# Transform: Hourly Summary Table of NYC Taxi Trips - Data Transformation

This notebook aggregates raw NYC Yellow Taxi data (January 2023) into a structured hourly summary table, which can be used for visualization and downstream analytics. DuckDB is used for efficient SQL-based transformation.

In [1]:
# Imports and configuration
import pandas as pd
import duckdb
from pathlib import Path

# Paths
PROJECT_ROOT = Path("..")
RAW_DATA_PATH = PROJECT_ROOT / "data" / "raw" / "yellow_tripdata_2023-01.parquet"
OUTPUT_PATH = PROJECT_ROOT / "data" / "processed" / "trip_summary_hourly.csv"

In [2]:
# Connect to DuckDB and register the Parquet file as a virtual table
con = duckdb.connect(database=":memory:")
con.execute(f"CREATE VIEW yellow_taxi AS SELECT * FROM '{RAW_DATA_PATH}'")

<duckdb.duckdb.DuckDBPyConnection at 0x214baaadcb0>

### Load and Execute SQL Query

The transformation logic is stored in a separate `.sql` file for better readability and maintainability.

### SQL Transformation

The query is stored externally in a `.sql` file for better maintainability. It generates a summary table with hourly-level metrics: trip count, average distance, total amount, and duration (in minutes).

In [3]:
# Read SQL query from .sql file, query is loaded from external file for clarity
query_path = PROJECT_ROOT / "sql" / "trip_summary_hourly.sql"
with open(query_path) as f:
    query = f.read()

# Execute query and load results
df_summary = con.execute(query).fetchdf()
df_summary.head()

Unnamed: 0,pickup_hour,trip_count,avg_distance,avg_total_amount,avg_duration_min
0,2023-01-01 00:00:00,5217,3.388792,27.435576,18.045454
1,2023-01-01 01:00:00,5561,3.345114,27.218675,17.673581
2,2023-01-01 02:00:00,4944,3.44121,26.793956,17.534884
3,2023-01-01 03:00:00,3804,3.606159,27.200815,16.44933
4,2023-01-01 04:00:00,2381,3.977761,28.49512,15.952233


### Export

The resulting summary is saved as a CSV file under the processed data folder.

In [4]:
# Output the SQL querying results to csv files
df_summary.to_csv(OUTPUT_PATH, index=False)
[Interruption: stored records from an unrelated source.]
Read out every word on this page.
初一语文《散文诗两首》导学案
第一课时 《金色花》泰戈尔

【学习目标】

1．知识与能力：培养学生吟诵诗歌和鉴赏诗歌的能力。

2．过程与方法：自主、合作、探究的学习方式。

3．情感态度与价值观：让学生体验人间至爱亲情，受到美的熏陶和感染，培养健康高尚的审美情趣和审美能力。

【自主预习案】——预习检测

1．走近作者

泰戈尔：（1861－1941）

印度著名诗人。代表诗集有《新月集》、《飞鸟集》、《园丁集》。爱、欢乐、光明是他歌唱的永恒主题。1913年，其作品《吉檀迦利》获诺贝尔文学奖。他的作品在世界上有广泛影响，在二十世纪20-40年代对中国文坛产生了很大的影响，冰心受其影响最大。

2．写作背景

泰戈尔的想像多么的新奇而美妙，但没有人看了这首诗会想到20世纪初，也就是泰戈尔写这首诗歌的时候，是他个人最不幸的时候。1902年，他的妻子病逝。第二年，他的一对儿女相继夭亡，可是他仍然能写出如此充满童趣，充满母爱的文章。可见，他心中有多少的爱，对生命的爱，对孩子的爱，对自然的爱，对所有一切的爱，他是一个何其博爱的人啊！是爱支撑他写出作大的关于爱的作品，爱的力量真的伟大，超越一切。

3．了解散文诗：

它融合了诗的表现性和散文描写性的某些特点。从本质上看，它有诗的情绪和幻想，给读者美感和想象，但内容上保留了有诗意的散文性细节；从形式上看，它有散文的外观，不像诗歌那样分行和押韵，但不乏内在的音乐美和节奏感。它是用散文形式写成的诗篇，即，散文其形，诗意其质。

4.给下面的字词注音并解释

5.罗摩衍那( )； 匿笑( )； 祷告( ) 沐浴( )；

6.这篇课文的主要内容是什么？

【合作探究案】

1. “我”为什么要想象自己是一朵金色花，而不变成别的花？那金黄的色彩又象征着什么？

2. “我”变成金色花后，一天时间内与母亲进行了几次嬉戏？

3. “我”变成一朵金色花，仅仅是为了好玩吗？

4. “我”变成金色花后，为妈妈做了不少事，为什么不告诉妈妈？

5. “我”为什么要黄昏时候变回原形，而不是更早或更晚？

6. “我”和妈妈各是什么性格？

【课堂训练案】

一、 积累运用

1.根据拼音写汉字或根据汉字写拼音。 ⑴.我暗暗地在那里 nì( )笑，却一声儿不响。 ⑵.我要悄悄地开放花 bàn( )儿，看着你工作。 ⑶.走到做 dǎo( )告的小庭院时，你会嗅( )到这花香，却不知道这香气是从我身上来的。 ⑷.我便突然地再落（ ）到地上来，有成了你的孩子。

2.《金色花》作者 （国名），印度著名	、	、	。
print("Summary table generated and saved:", OUTPUT_PATH.resolve())

Summary table generated and saved: D:\DataTribes Four-Week Learning\data-engineering-learnings\tuo-yang-nyc-taxi\data\processed\trip_summary_hourly.csv


### Output Validation

Basic checks to ensure the summary table has the expected structure and no missing values.

In [5]:
# Sanity checks
expected_rows = 24 * 31
actual_rows = len(df_summary)
null_count = df_summary.isnull().sum().sum()
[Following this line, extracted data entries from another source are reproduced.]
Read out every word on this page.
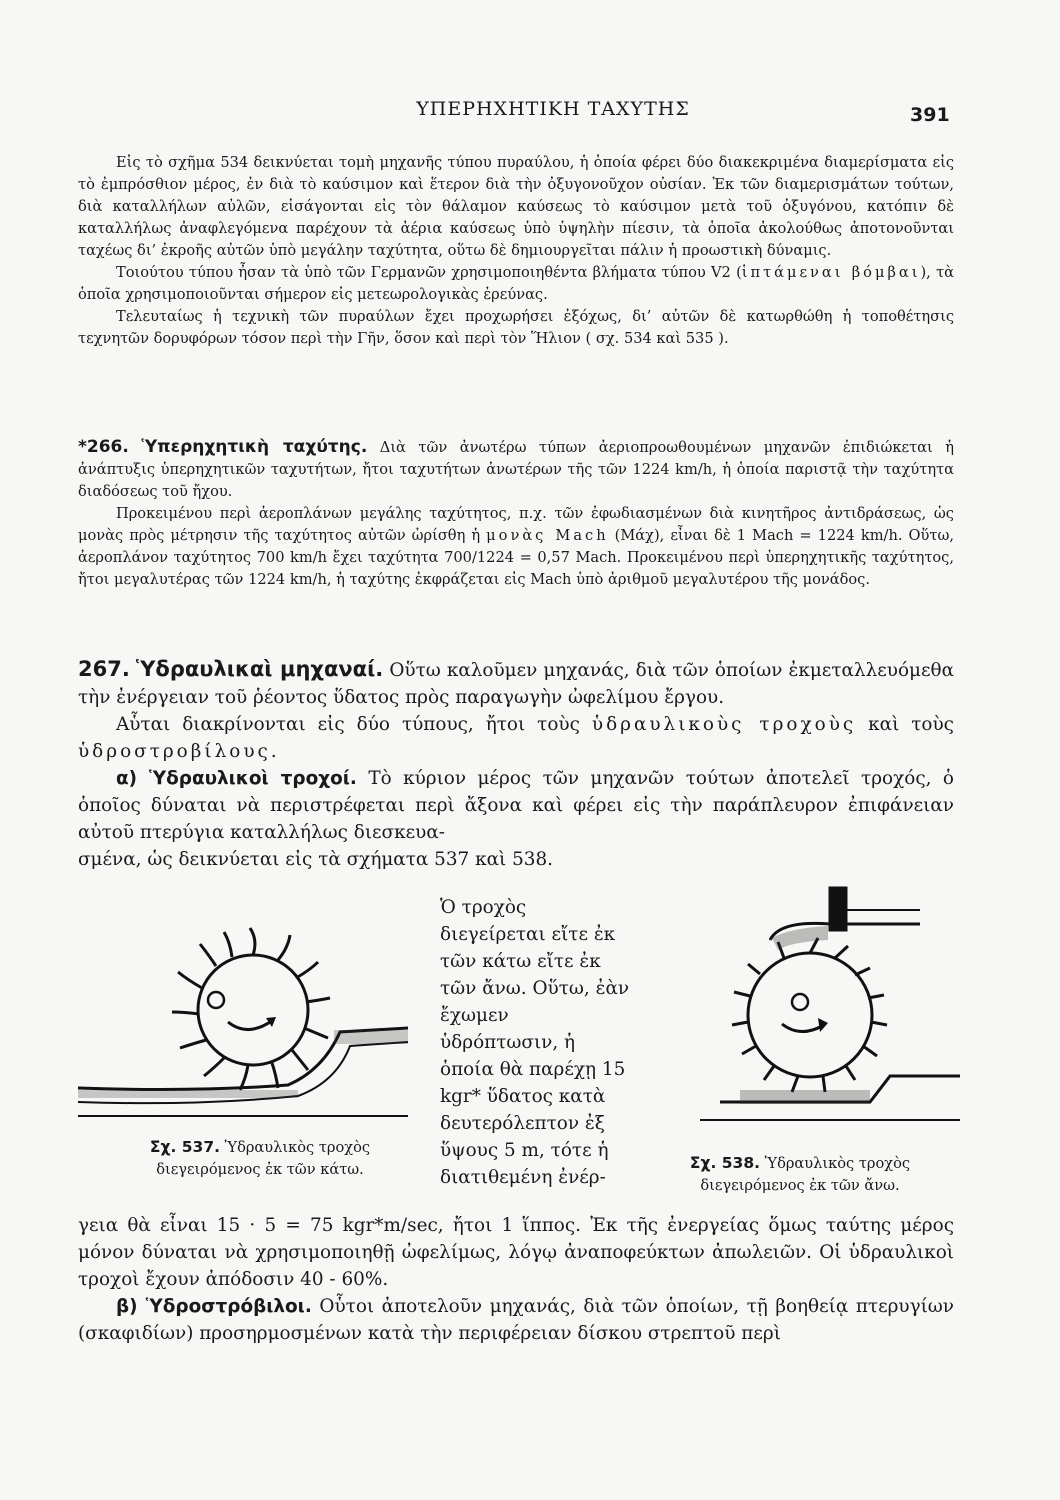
ΥΠΕΡΗΧΗΤΙΚΗ ΤΑΧΥΤΗΣ	391

Εἰς τὸ σχῆμα 534 δεικνύεται τομὴ μηχανῆς τύπου πυραύλου, ἡ ὁποία φέρει δύο διακεκριμένα διαμερίσματα εἰς τὸ ἐμπρόσθιον μέρος, ἐν διὰ τὸ καύσιμον καὶ ἕτερον διὰ τὴν ὀξυγονοῦχον οὐσίαν. Ἐκ τῶν διαμερισμάτων τούτων, διὰ καταλλήλων αὐλῶν, εἰσάγονται εἰς τὸν θάλαμον καύσεως τὸ καύσιμον μετὰ τοῦ ὀξυγόνου, κατόπιν δὲ καταλλήλως ἀναφλεγόμενα παρέχουν τὰ ἀέρια καύσεως ὑπὸ ὑψηλὴν πίεσιν, τὰ ὁποῖα ἀκολούθως ἀποτονοῦνται ταχέως δι’ ἐκροῆς αὐτῶν ὑπὸ μεγάλην ταχύτητα, οὕτω δὲ δημιουργεῖται πάλιν ἡ προωστικὴ δύναμις.

Τοιούτου τύπου ἦσαν τὰ ὑπὸ τῶν Γερμανῶν χρησιμοποιηθέντα βλήματα τύπου V2 (ἱπτάμεναι βόμβαι), τὰ ὁποῖα χρησιμοποιοῦνται σήμερον εἰς μετεωρολογικὰς ἐρεύνας.

Τελευταίως ἡ τεχνικὴ τῶν πυραύλων ἔχει προχωρήσει ἐξόχως, δι’ αὐτῶν δὲ κατωρθώθη ἡ τοποθέτησις τεχνητῶν δορυφόρων τόσον περὶ τὴν Γῆν, ὅσον καὶ περὶ τὸν Ἥλιον ( σχ. 534 καὶ 535 ).

*266. Ὑπερηχητικὴ ταχύτης. Διὰ τῶν ἀνωτέρω τύπων ἀεριοπροωθουμένων μηχανῶν ἐπιδιώκεται ἡ ἀνάπτυξις ὑπερηχητικῶν ταχυτήτων, ἤτοι ταχυτήτων ἀνωτέρων τῆς τῶν 1224 km/h, ἡ ὁποία παριστᾷ τὴν ταχύτητα διαδόσεως τοῦ ἤχου.

Προκειμένου περὶ ἀεροπλάνων μεγάλης ταχύτητος, π.χ. τῶν ἐφωδιασμένων διὰ κινητῆρος ἀντιδράσεως, ὡς μονὰς πρὸς μέτρησιν τῆς ταχύτητος αὐτῶν ὡρίσθη ἡ μονὰς Mach (Μάχ), εἶναι δὲ 1 Mach = 1224 km/h. Οὕτω, ἀεροπλάνον ταχύτητος 700 km/h ἔχει ταχύτητα 700/1224 = 0,57 Mach. Προκειμένου περὶ ὑπερηχητικῆς ταχύτητος, ἤτοι μεγαλυτέρας τῶν 1224 km/h, ἡ ταχύτης ἐκφράζεται εἰς Mach ὑπὸ ἀριθμοῦ μεγαλυτέρου τῆς μονάδος.

267. Ὑδραυλικαὶ μηχαναί. Οὕτω καλοῦμεν μηχανάς, διὰ τῶν ὁποίων ἐκμεταλλευόμεθα τὴν ἐνέργειαν τοῦ ῥέοντος ὕδατος πρὸς παραγωγὴν ὠφελίμου ἔργου.

Αὗται διακρίνονται εἰς δύο τύπους, ἤτοι τοὺς ὑδραυλικοὺς τροχοὺς καὶ τοὺς ὑδροστροβίλους.

α) Ὑδραυλικοὶ τροχοί. Τὸ κύριον μέρος τῶν μηχανῶν τούτων ἀποτελεῖ τροχός, ὁ ὁποῖος δύναται νὰ περιστρέφεται περὶ ἄξονα καὶ φέρει εἰς τὴν παράπλευρον ἐπιφάνειαν αὐτοῦ πτερύγια καταλλήλως διεσκευα-

σμένα, ὡς δεικνύεται εἰς τὰ σχήματα 537 καὶ 538.

Ὁ τροχὸς διεγείρεται εἴτε ἐκ τῶν κάτω εἴτε ἐκ τῶν ἄνω. Οὕτω, ἐὰν ἔχωμεν ὑδρόπτωσιν, ἡ ὁποία θὰ παρέχῃ 15 kgr* ὕδατος κατὰ δευτερόλεπτον ἐξ ὕψους 5 m, τότε ἡ διατιθεμένη ἐνέρ-
Σχ. 537. Ὑδραυλικὸς τροχὸς
διεγειρόμενος ἐκ τῶν κάτω.	Σχ. 538. Ὑδραυλικὸς τροχὸς
διεγειρόμενος ἐκ τῶν ἄνω.

γεια θὰ εἶναι 15 · 5 = 75 kgr*m/sec, ἤτοι 1 ἵππος. Ἐκ τῆς ἐνεργείας ὅμως ταύτης μέρος μόνον δύναται νὰ χρησιμοποιηθῇ ὠφελίμως, λόγῳ ἀναποφεύκτων ἀπωλειῶν. Οἱ ὑδραυλικοὶ τροχοὶ ἔχουν ἀπόδοσιν 40 - 60%.

β) Ὑδροστρόβιλοι. Οὗτοι ἀποτελοῦν μηχανάς, διὰ τῶν ὁποίων, τῇ βοηθείᾳ πτερυγίων (σκαφιδίων) προσηρμοσμένων κατὰ τὴν περιφέρειαν δίσκου στρεπτοῦ περὶ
print(f"Row check: {actual_rows} / {expected_rows}")
print(f"Missing values: {null_count}")

assert actual_rows == expected_rows # Excepting 744 rows (hourly data for 31 days)
assert null_count == 0              # No missing values
print("Output shape and null check passed.")

Row check: 744 / 744
Missing values: 0
Output shape and null check passed.


### Summary

Hourly-level statistics have been successfully computed and saved. The output summary table can be used as a backend for visualizing key metrics such as trip volume, distance, and fare patterns over time.

Next step: build an interactive interface or dashboard to explore these trends more effectively — either within a web app (e.g., Streamlit) or using BI tools like Looker Studio.